We believe 2019 will be a year of transitions. Slower global growth and the fading of financial liquidity will require a more balanced and diversified approach to investing as we enter the next phase of this long expansion.
Unlike the start of 2018, when economies around the globe were delivering synchronized growth, we expect the long global expansion to endure but transition to a slower pace.
The relative deceleration in growth is due in part to the fading of U.S. fiscal stimulus and the reduction of financial liquidity as other central banks join the Fed in tightening monetary policy. But with inflation expected to remain contained and our projection of interest rates moving only modestly higher, solid earnings growth should support equity markets.
Global growth slowing, but no sign of recession
We forecast real global gross domestic product (GDP) to slow from 3.7% in 2018 to 3.5% in 2019. In the U.S., growth will likely moderate, from the projected real GDP growth of 3.0% in 2018, to trend growth of near 2.0%. While the global expansion is set to slow and risks are emerging , we do not expect these headwinds to threaten the broader expansionary theme in 2019.
Central Banks continue monetary tightening
The sustainability of the long expansion will undoubtedly depend on the actions of central banks. While other central banks are likely to gradually withdraw easy monetary policy, the Fed’s recent shift in rate projections aligns with our expectations of a pause in 2019 with only two, or possibly fewer, rate hikes.
Yield curve flattens as rates drift higher
We expect 2019 to be similar to 2018: a flattening of the yield curve with the long end of the curve moving up less than the short end. We also expect a modest widening of credit spreads as growth slows.
Moderate equity returns
Corporate earnings growth for 2019 is expected to slow globally as tax benefits fade and companies manage higher input cost and wage pressures. While not as robust as 2018, we still expect S&P 500 companies to deliver a year-over-year earnings growth rate of 5-10%, which should translate into an operating earnings range of between $165 and $175. Earnings, rather than multiples, should support equities markets.

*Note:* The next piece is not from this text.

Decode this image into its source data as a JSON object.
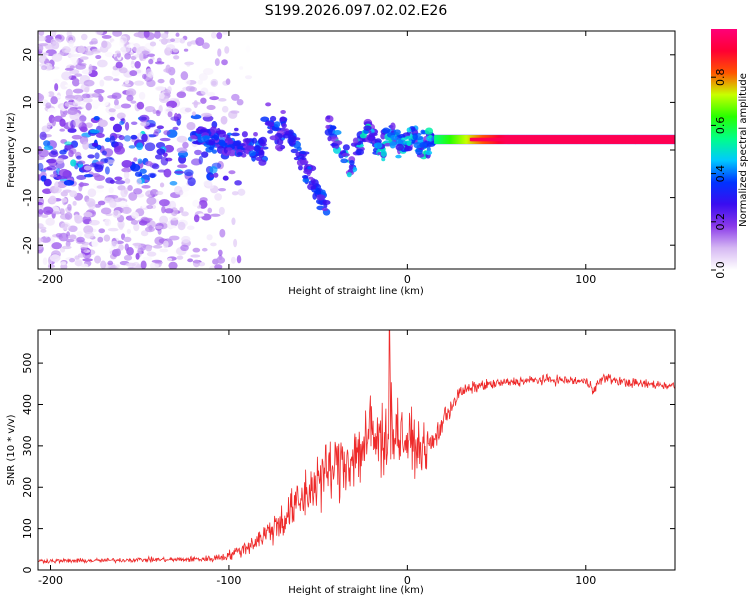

Persistent volatility amid trade, growth and political worries
The market volatility that appeared this year should continue, as uncertainty around monetary policy, trade, and potentially disruptive geopolitical events persists.
Diversification, discipline and flexibility critical : We're generally optimistic, but risks increasing
Overall, we are generally optimistic about the macroeconomic backdrop of slower growth, contained inflation and modestly higher interest rates, and see little sign of recession over the next 12-18 months. However, this mid-to-late cycle stage now calls for a more balanced approach to portfolio positioning that allows for flexibility given the increased risks.
Our slight overweight to diversifiers (investments that don't move in the same general direction as stocks or bonds) has provided a buffer to market volatility without the interest rate sensitivity of fixed income and should continue to play a role in portfolio diversification. Customized hedging solutions may also provide a complement to a well-diversified portfolio for investors who desire more downside protection.
Take a more balanced and flexible approach
While the later stage of market cycles require a more balanced and diversified approach to investing, they can still be modestly rewarding for investors willing to withstand the higher volatility that often accompanies them. Investors should ensure that their long-term investment plan aligns with their risk profile and goals.